The new positions, which include scientists, technicians and administrative support, will be added to each TBI division throughout the state. Jackson will get eight new positions, the Nashville lab is to add 11 positions, and the Knoxville division will add six.
“This is an important step in a series of steps as we continue working together to eliminate the backlog of rape kits while enhancing our support for the TBI, and law enforcement communities throughout the state,” said Speaker Cameron Sexton. “Innocence or guilt delayed due to a backlog of DNA testing only compounds the pain and suffering for everyone; I appreciate Gov. Lee, Lt. Gov. McNally, the General Assembly, and the TBI for their commitment to addressing this issue quickly.”
“We have been searching for solutions to these challenges for several years now, and we are thankful for Governor Lee and leaders of both houses in continuing to hear our concerns and work with us toward permanent fixes,” said TBI Director David Rausch. “The commitment to fund additional positions will help us get a jump on the necessary training time to get new scientists prepared to perform their duties. This is a critical step in the process.
“In addition to this, we have collaborated with the Governor and leadership in both houses to prepare to do several things to immediately improve our turnaround times in our Forensic Biology units to include: providing overtime to our current scientists and technicians to work pending cases, expanding operations to include weekends, outsourcing as many eligible kits as we can to private laboratories, and contracting with retired TBI special agent/forensic scientists to assist in training new employees to free up current scientists who are pulled from casework to train new scientists.

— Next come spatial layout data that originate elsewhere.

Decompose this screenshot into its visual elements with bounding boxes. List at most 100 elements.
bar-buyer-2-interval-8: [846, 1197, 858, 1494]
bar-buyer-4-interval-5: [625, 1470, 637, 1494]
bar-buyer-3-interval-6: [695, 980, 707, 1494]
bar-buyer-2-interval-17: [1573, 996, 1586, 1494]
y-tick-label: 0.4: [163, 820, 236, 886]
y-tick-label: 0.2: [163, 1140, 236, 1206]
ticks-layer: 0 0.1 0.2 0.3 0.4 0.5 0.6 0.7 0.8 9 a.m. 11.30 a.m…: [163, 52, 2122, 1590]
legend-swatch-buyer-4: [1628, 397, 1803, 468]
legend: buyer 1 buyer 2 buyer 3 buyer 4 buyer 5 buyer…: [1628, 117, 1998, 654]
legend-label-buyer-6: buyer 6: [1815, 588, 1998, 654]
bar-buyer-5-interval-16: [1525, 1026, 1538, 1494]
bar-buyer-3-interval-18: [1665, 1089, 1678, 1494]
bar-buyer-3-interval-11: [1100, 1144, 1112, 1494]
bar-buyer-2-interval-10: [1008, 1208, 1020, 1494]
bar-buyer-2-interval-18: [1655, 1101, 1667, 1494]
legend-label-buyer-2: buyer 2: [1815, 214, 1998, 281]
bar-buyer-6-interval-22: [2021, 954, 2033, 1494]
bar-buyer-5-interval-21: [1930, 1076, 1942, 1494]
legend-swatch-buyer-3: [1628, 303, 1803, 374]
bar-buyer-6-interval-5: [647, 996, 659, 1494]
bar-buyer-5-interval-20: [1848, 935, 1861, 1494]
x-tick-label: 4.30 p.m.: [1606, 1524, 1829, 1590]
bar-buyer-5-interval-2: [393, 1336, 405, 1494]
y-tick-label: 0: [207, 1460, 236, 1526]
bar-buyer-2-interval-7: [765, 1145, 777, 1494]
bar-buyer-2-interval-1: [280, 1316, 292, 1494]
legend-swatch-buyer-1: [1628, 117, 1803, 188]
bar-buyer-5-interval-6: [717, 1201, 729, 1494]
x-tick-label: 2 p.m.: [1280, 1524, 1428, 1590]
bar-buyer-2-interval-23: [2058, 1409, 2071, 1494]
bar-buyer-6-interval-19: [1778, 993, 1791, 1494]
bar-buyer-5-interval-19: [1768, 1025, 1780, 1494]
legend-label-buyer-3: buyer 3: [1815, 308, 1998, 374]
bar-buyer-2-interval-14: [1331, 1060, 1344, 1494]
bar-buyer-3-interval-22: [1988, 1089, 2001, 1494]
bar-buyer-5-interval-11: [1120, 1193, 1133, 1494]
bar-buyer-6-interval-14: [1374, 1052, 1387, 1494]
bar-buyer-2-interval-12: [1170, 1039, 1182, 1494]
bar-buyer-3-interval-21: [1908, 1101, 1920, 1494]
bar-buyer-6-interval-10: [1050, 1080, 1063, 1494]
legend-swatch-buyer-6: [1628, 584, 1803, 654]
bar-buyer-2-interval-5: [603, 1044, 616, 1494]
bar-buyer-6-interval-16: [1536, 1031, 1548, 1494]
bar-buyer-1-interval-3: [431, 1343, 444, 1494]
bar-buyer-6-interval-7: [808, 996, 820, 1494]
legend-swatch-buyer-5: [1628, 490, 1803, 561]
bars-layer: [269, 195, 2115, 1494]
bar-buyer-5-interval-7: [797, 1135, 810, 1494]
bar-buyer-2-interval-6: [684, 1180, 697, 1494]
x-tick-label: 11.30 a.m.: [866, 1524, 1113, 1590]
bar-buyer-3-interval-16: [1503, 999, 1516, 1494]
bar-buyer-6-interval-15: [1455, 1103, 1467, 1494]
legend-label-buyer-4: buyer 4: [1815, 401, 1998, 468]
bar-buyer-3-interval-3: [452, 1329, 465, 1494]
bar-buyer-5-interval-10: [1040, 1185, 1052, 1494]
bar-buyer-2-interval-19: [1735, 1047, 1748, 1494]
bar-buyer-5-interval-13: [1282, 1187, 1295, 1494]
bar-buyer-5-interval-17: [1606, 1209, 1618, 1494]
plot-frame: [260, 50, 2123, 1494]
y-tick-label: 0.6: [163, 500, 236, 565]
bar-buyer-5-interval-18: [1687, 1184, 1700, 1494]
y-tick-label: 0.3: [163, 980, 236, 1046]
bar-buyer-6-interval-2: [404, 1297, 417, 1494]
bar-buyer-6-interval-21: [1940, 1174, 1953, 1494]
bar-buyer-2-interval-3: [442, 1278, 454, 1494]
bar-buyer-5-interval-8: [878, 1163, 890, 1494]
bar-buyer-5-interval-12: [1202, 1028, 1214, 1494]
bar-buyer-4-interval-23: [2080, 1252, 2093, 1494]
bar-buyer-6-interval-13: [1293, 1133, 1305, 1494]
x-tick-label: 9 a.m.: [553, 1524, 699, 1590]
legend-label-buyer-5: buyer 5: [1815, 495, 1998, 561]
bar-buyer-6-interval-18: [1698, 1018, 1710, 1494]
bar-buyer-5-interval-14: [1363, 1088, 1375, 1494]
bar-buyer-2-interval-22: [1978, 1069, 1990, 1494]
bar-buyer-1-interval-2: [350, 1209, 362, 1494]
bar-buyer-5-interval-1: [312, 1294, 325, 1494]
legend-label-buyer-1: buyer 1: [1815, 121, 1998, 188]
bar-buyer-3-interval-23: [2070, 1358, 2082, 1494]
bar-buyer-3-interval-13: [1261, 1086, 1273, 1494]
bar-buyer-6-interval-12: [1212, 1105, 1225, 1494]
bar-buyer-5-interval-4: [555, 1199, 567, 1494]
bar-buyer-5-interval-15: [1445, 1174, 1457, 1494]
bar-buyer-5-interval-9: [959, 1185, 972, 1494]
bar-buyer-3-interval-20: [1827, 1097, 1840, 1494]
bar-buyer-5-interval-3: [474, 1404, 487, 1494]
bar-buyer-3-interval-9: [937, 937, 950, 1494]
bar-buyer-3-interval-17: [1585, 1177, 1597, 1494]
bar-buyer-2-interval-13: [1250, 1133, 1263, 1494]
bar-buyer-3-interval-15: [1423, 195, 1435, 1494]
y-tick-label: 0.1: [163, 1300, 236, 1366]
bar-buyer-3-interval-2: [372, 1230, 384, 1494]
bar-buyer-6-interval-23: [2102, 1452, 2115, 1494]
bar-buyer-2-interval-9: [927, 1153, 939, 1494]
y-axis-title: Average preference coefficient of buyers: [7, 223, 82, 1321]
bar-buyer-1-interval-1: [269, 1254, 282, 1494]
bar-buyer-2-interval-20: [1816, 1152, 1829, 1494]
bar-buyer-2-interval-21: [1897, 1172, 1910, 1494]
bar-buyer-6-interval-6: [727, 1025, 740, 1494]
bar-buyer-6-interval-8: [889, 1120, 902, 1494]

“We’re confident these steps will bring us closer to more efficient turnaround times and put us in a position, within the next year, to be closer to our goal of eight to 12 weeks for all evidence. We also look forward to continuing the conversation with the Governor and the General Assembly to ensure the Bureau – and its workforce – meet the needs and expectations of the state and its residents.”
Recurring funding for these additional forensic lab positions will be included in the state’s upcoming Fiscal Year 2023-2024 budget. In the interim, the TBI will utilize existing funds in the FY 2022-2023 budget.